Plusieurs observations et cris ont été répertoriés par des ornithologues de passage et nous mêmes, à la fois en mer mais aussi dans l’île, ce qui signifierait l’existence de 2 voire 3 sites de nidification distincts et une présence de l’espèce au moins pendant l’été austral. Jusqu’à preuve du contraire, il ne semble pas partager les mêmes sites de nidification du Pétrel de Barau. Avec le peu d’informations dont nous disposons, il est plausible que le Pétrel noir n’ait pas une reproduction synchrone. Les jeunes à l’envol se répartissent du 29 janvier  au 29 mars. Sa population ne devrait pas excéder 50 couples. La plupart des auteurs récents placent cette espèce dans le genre Pseudobulweria où une espèce proche, le Pétrel des Fidji P. macgillivrayi, aurait une écologie supposée très semblable à notre espèce. D’autres auteurs le considèrent comme une sous-espèce du Pétrel de Tahiti P. rostrata dont une petite sous espèce, P. r. becki, n’est connue que par 2 spécimens. Ce taxon cité ci-dessus niche dans une île volcanique, à peu près à la même latitude que notre île et s’installe pour nicher entre 200 et 2000 mètres d’altitude.

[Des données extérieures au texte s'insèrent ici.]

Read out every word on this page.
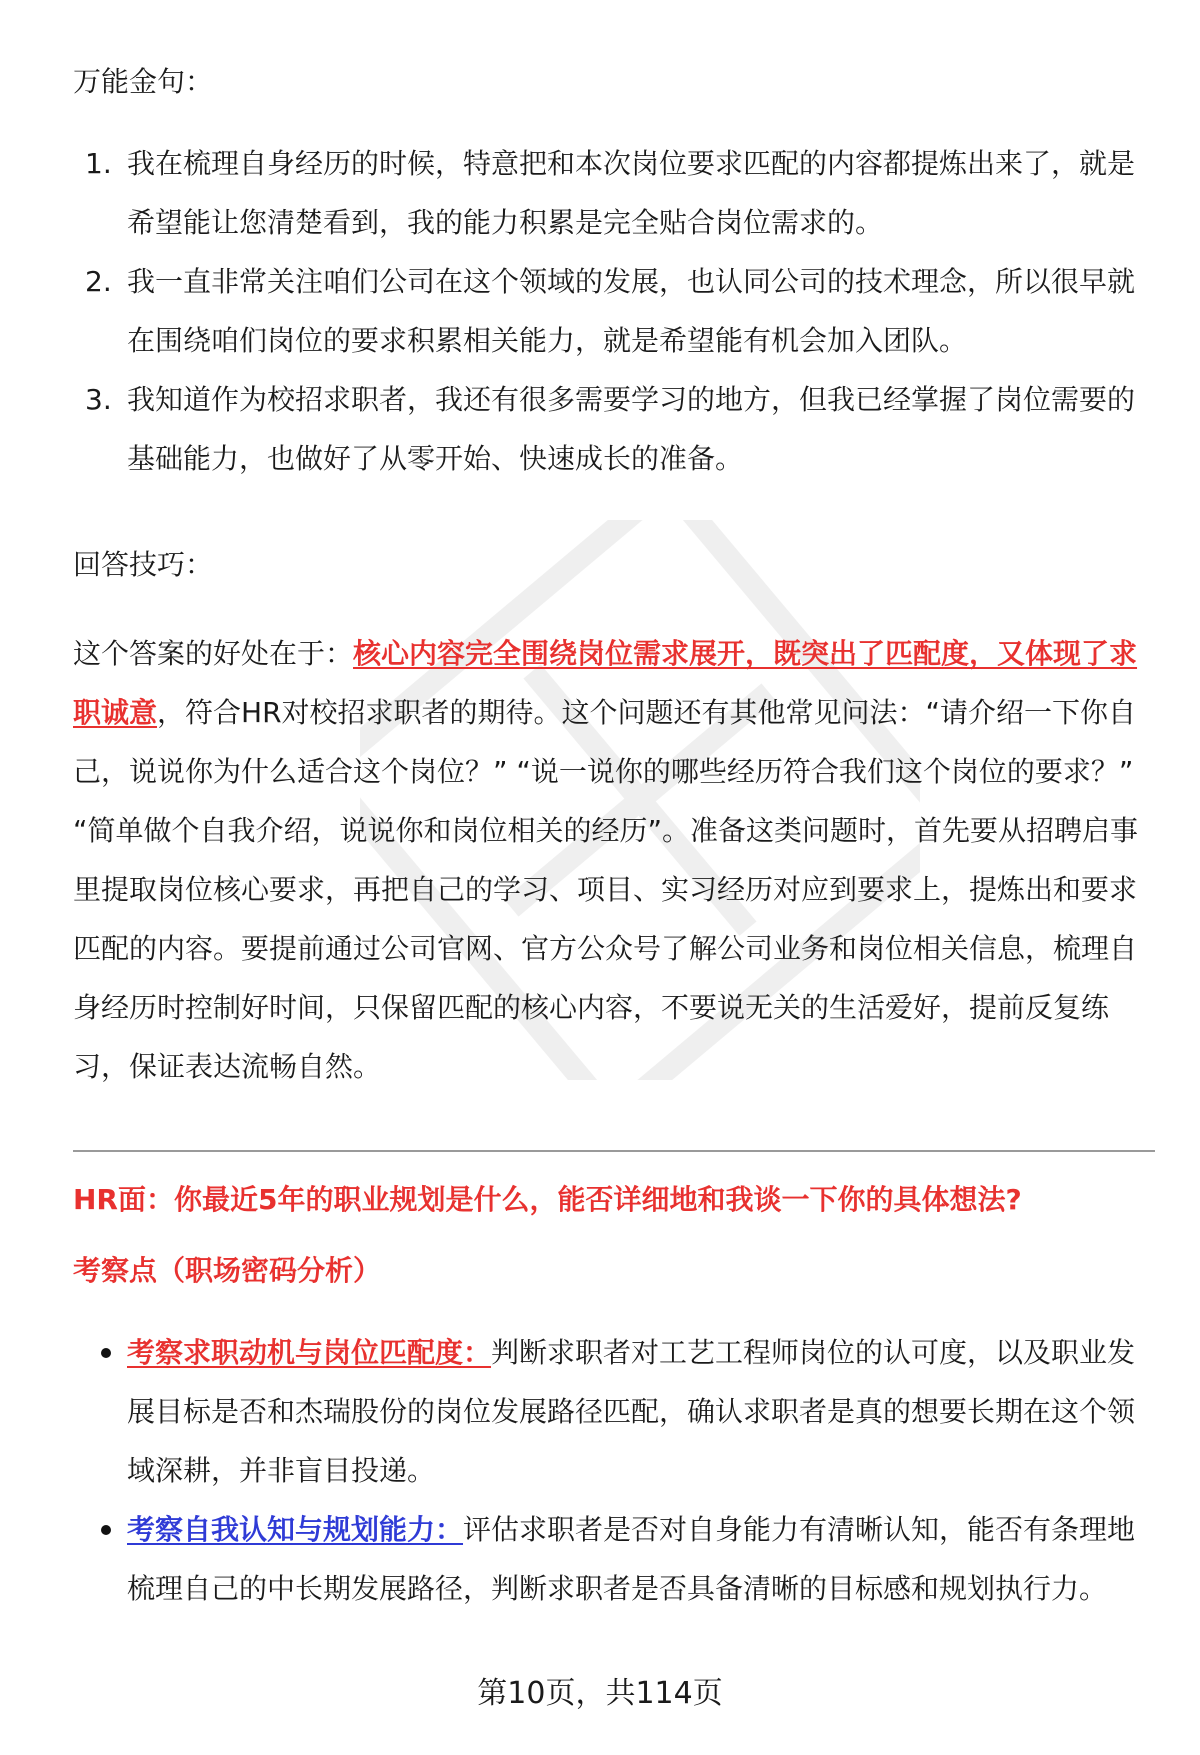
万能金句：

1. 我在梳理自身经历的时候，特意把和本次岗位要求匹配的内容都提炼出来了，就是希望能让您清楚看到，我的能力积累是完全贴合岗位需求的。
2. 我一直非常关注咱们公司在这个领域的发展，也认同公司的技术理念，所以很早就在围绕咱们岗位的要求积累相关能力，就是希望能有机会加入团队。
3. 我知道作为校招求职者，我还有很多需要学习的地方，但我已经掌握了岗位需要的基础能力，也做好了从零开始、快速成长的准备。

回答技巧：

这个答案的好处在于：核心内容完全围绕岗位需求展开，既突出了匹配度，又体现了求职诚意，符合HR对校招求职者的期待。这个问题还有其他常见问法：“请介绍一下你自己，说说你为什么适合这个岗位？” “说一说你的哪些经历符合我们这个岗位的要求？” “简单做个自我介绍，说说你和岗位相关的经历”。准备这类问题时，首先要从招聘启事里提取岗位核心要求，再把自己的学习、项目、实习经历对应到要求上，提炼出和要求匹配的内容。要提前通过公司官网、官方公众号了解公司业务和岗位相关信息，梳理自身经历时控制好时间，只保留匹配的核心内容，不要说无关的生活爱好，提前反复练习，保证表达流畅自然。

HR面：你最近5年的职业规划是什么，能否详细地和我谈一下你的具体想法?

考察点（职场密码分析）

考察求职动机与岗位匹配度：判断求职者对工艺工程师岗位的认可度，以及职业发展目标是否和杰瑞股份的岗位发展路径匹配，确认求职者是真的想要长期在这个领域深耕，并非盲目投递。
考察自我认知与规划能力：评估求职者是否对自身能力有清晰认知，能否有条理地梳理自己的中长期发展路径，判断求职者是否具备清晰的目标感和规划执行力。
第10页，共114页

NUISANCES. Le Pétrel noir de Bourbon est en sous-effectif évident. Si nous avons rencontré des personnes qui en ont mangé quand ils étaient enfants cette pratique semble abandonnée aujourd’hui. Si, comme il est probable, le Pétrel noir niche en forêt, donc plus bas que le Pétrel de Barau (qui niche dans les buissons légèrement arborés), les rats et les chats harets, plus nombreux, sont une fois de plus, les prédateurs probables de cette espèce.

NOTE. Il faut signaler que plusieurs autres espèces de pétrels, noirs, peuvent être observés occasionnellement autour de La Réunion. Mis à part le Puffin du Pacifique Puffinus pacificus parfois confondu avec le Pétrel noir de Bourbon, on peut noter en 1984 la capture d’un erratique, le Pétrel des Kerguelens Pterodroma brevirostris. D’autres espèces potentielles, dont certaines sont suspectées, demandent toutefois une confirmation., Ces espèces, qui présentent également un plumage brun noir, pourraient éventuellement être observées à La Réunion :

Le Pétrel noir P. macroptera qui niche dans les Terres australes
Le Pétrel de Bulwer Bulweria bulwerii noté récemment à Maurice (?)
Le Pétrel de Jouanin B. fallax également potentiel mais noté au large des Seychelles
Le Pétrel de l’île Ronde en phase sombre P. arminjoniana que nous avons observé à Maurice

RÉFÉRENCES. Abhaya, 1995 ; Ali & Ripley, 1968 ; Barau, 1971, 1978 ; Barré, 1983 ; Barré & Barau, 1982 ; Bourne, 1968 ; Bretagnole & Attié, 1995 ; Collar & Andrew, 1988 ; Collar & Stuart, 1985 ; Cowles, 1987 ; Del Hoyo, Elliott & Sargatal, 1992 ; Feare, 1984 ; Greenway, 1967 ; Imber, 1985 ; Jouanin, 1970 ; King, 1978, 1979 ; Mountfort, 1988 ; Nativel, Payet & Probst, 1995 ; Payet, Louisin & Probst, 1995 ; Sibley & Monroe, 1990 ; Thibault & Guyot, 1988 ; Vincent, 1966.